For the first spring day and the bluebird's song.

“When the swallows fly home to the old brown shed,

And the robins build on the bough overhead,

Then out from the mould, from the darkness and cold,

Blossom and runner and leaf unfold.

“Good children then, if they come near,

And hearken a good long while, may hear

A wonderful trampling of little feet,—

So fast we grow in the summer heat.

“Our clocks are the flowers; and they count the hours

Till we can mellow in suns and showers,

With warmth of the west wind and heat of the south,

A ripe red berry for a ripe red mouth.

“Apple-blooms whiten, and peach-blooms fall,

And garlands are gay by the garden-wall,

Ere the rose's dial gives the sign

That we can invite little Pearl to dine.

“The days are longest, the month is June,

The year is nearing its golden noon,

The weather is fine, and our feast is spread

With a green cloth and berries red.

“Just take us betwixt your finger and thumb—

And quick, O quick! for, see! there come

Tom on all-fours, and Martin the man,

And Margaret, picking as fast as they can!
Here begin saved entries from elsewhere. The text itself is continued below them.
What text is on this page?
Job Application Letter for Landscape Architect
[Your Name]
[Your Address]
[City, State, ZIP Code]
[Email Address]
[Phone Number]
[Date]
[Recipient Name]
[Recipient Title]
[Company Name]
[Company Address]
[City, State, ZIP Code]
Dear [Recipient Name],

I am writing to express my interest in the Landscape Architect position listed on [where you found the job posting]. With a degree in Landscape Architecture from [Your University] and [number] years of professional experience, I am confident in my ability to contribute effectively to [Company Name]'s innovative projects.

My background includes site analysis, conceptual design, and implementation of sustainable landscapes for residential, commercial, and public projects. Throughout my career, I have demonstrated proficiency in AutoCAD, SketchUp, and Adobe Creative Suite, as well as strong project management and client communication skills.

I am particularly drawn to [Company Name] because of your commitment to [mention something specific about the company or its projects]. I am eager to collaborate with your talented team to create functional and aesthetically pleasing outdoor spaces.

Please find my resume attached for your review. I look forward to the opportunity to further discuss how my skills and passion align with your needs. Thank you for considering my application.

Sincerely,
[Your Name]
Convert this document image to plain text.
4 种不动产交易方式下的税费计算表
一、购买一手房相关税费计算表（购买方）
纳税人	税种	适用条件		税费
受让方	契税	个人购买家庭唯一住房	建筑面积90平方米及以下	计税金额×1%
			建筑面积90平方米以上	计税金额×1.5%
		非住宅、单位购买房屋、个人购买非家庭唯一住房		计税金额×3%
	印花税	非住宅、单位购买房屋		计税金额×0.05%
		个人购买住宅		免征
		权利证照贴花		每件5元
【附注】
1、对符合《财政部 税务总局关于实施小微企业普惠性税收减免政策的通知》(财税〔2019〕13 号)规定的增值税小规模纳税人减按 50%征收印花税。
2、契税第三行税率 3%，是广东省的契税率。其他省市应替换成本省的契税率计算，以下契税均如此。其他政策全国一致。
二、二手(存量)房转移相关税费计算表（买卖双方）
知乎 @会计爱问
“O dear! if you only knew how it shocks

Nice berries like us to be sold by the box,

And eaten by strangers, and paid for with pelf,

You would surely take pity, and eat us yourself!”

And this is the story the small lips told

To dear Pearl Honeydew, six years old,

When she laid her head on the strawberry-bed

To hear what the red-cheeked berries said.